Rongée par le doute, Yu Chi Caiyao n'osa pas s'attarder et regagna sa chambre. Elle congédia la servante et referma la porte à clé avant de laisser échapper un léger soupir de soulagement.

Soudain, elle sentit une présence dans la pièce et se retourna précipitamment. Elle vit le rideau de perles bouger légèrement, et la personne qui le souleva pour sortir n'était autre que Di Xiu.

« Deuxième demoiselle », la salua Di Xiu respectueusement avec un sourire.

Yu Chi Caiyao fronça les sourcils, réprimant son alarme, et dit : « Intendant Di, comment osez-vous entrer par effraction dans ma chambre ? »

Di Xiu s'assit à table et dit : « Deuxième demoiselle, maintenant que nous sommes fiancés, pourquoi être si distante ? » Il se frotta doucement la main droite et ajouta : « … Il n'y a pas si longtemps, deuxième demoiselle prenait aussi bien soin de moi. »

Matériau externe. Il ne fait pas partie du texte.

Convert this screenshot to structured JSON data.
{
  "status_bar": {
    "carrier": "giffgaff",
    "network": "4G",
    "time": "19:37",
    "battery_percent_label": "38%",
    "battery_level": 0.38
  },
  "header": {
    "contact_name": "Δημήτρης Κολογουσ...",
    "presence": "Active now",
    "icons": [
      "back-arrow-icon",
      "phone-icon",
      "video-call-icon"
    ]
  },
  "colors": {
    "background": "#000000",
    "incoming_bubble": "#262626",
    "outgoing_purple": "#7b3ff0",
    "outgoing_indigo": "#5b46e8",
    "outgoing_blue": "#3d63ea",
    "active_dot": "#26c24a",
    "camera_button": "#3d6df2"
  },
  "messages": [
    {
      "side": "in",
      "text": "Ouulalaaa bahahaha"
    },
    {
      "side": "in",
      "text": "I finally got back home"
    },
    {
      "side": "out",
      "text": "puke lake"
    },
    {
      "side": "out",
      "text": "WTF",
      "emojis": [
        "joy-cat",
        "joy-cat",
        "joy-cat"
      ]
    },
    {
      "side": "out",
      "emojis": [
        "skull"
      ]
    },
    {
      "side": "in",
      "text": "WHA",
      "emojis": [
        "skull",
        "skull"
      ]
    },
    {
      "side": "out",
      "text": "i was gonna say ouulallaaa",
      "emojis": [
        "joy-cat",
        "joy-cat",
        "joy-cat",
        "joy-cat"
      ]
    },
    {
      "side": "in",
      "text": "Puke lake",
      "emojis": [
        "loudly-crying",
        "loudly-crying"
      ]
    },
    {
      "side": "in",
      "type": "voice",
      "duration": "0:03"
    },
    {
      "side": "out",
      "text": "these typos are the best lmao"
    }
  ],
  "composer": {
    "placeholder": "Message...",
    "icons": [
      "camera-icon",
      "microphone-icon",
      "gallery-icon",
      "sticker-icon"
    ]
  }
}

Yu Chi Caiyao regarda sa main droite, se rappelant comment elle avait attaqué Yu Chi Mingyue plus tôt, s'était battue avec lui et lui avait même piétiné la main. Elle fronça les sourcils, réfléchit un instant, puis dit : « Tu ne m'as pas dénoncée devant le seigneur du manoir tout à l'heure, je te dois donc une faveur. Comment veux-tu que je te la rende ? »

Di Xiu baissa les yeux et dit : « C'est très simple, épouse-moi simplement par obéissance. »

Yu Chi Caiyao sourit d'un air dédaigneux et dit : « Impossible. »

« Deuxième demoiselle… » La voix de Di Xiu était légèrement froide, « je ne discuterai pas de cela avec vous. »

En entendant cela, Yu Chi Caiyao se tut.